DETAILED DESCRIPTION OF THE INVENTION

[0001]

The present invention relates to a method for producing a porous film. More specifically, the present invention relates to a method for producing a porous film which is preferably used as a battery separator or the like which is arranged between a positive electrode and a negative electrode of a battery to isolate them.

[0002]

2. Description of the Related Art Various types of batteries have been put to practical use, but in recent years, in order to cope with the cordless use of electronic equipment, etc., batteries are lightweight, have high electromotive force and high energy, and are self-contained. Lithium batteries with low discharge are attracting attention. For example, a large number of cylindrical lithium ion secondary batteries have been produced for use in mobile phones and notebook computers. It is also expected to be used as a battery for electric vehicles in the future.

In these batteries, a separator is interposed to prevent a short circuit between the positive electrode and the negative electrode. As such a separator, a porous film having a large number of micropores formed in order to secure ion permeability between the positive electrode and the negative electrode. used. The porous film for a separator is required to have many required characteristics related to battery characteristics, and particularly to be high in strength and high in porosity. The higher strength contributes to the improvement of the workability of the battery and the reduction of the internal short-circuit failure rate, and the capacity can be expected to be increased by making the separator thinner. High porosity improves ion permeability,
The charge / discharge characteristics, particularly at high rates, are advantageous.

Conventionally, a porous film has been produced by preparing a gel-like sheet from a solution obtained by heating and dissolving an ultra-high-molecular-weight polyolefin or an ultra-high-molecular-weight polyolefin and another polyolefin resin in a solvent, stretching the film, and removing the residual solvent. Various methods have been proposed.

A method for producing such a porous film for a separator is described in, for example, JP-A-9-87413.
In the publication, the ultra-high molecular weight polyolefin resin is dissolved by heating in an appropriate solvent, and then formed into a gel-like sheet, stretched, and then subjected to a desolvent treatment to remain in the sheet. A method for producing a porous film by removing a solvent is disclosed.

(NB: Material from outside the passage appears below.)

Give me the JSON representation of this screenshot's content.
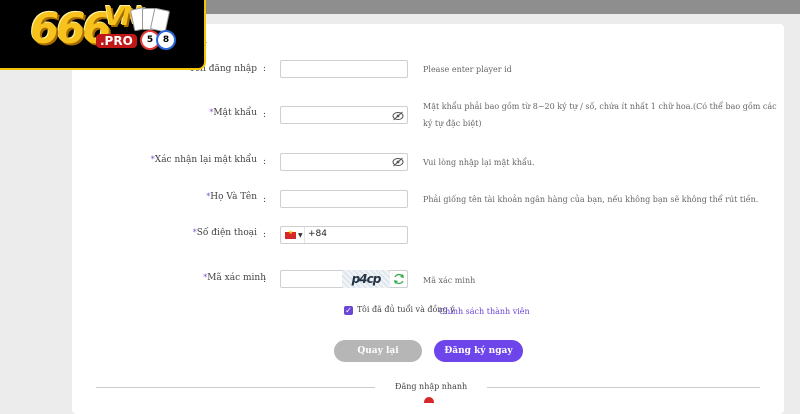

However,
According to this manufacturing method, since the cooling and crystallization of the kneaded sheet is performed by a conventional cooling roll, there is a disadvantage that the thickness of the raw material cannot be increased due to the balance of the cooling rate. If the raw fabric thickness is small, not only the film thickness after the stretching and desolvation treatment becomes thin, but also the draw ratio cannot be increased, so that the film strength cannot be increased.

On the other hand, Japanese Patent Publication No. 5-75011 discloses a method for producing a thick material by extruding a solution of ultrahigh molecular weight polyethylene from a die cooled to 90 ° C. or less. However, in this method, the shape of the die is complicated and the control becomes difficult, and the workability is poor. In addition, the cooling of the gel-like sheet cannot be sufficiently performed, so that the average pore size becomes large and the film strength cannot be increased. was there.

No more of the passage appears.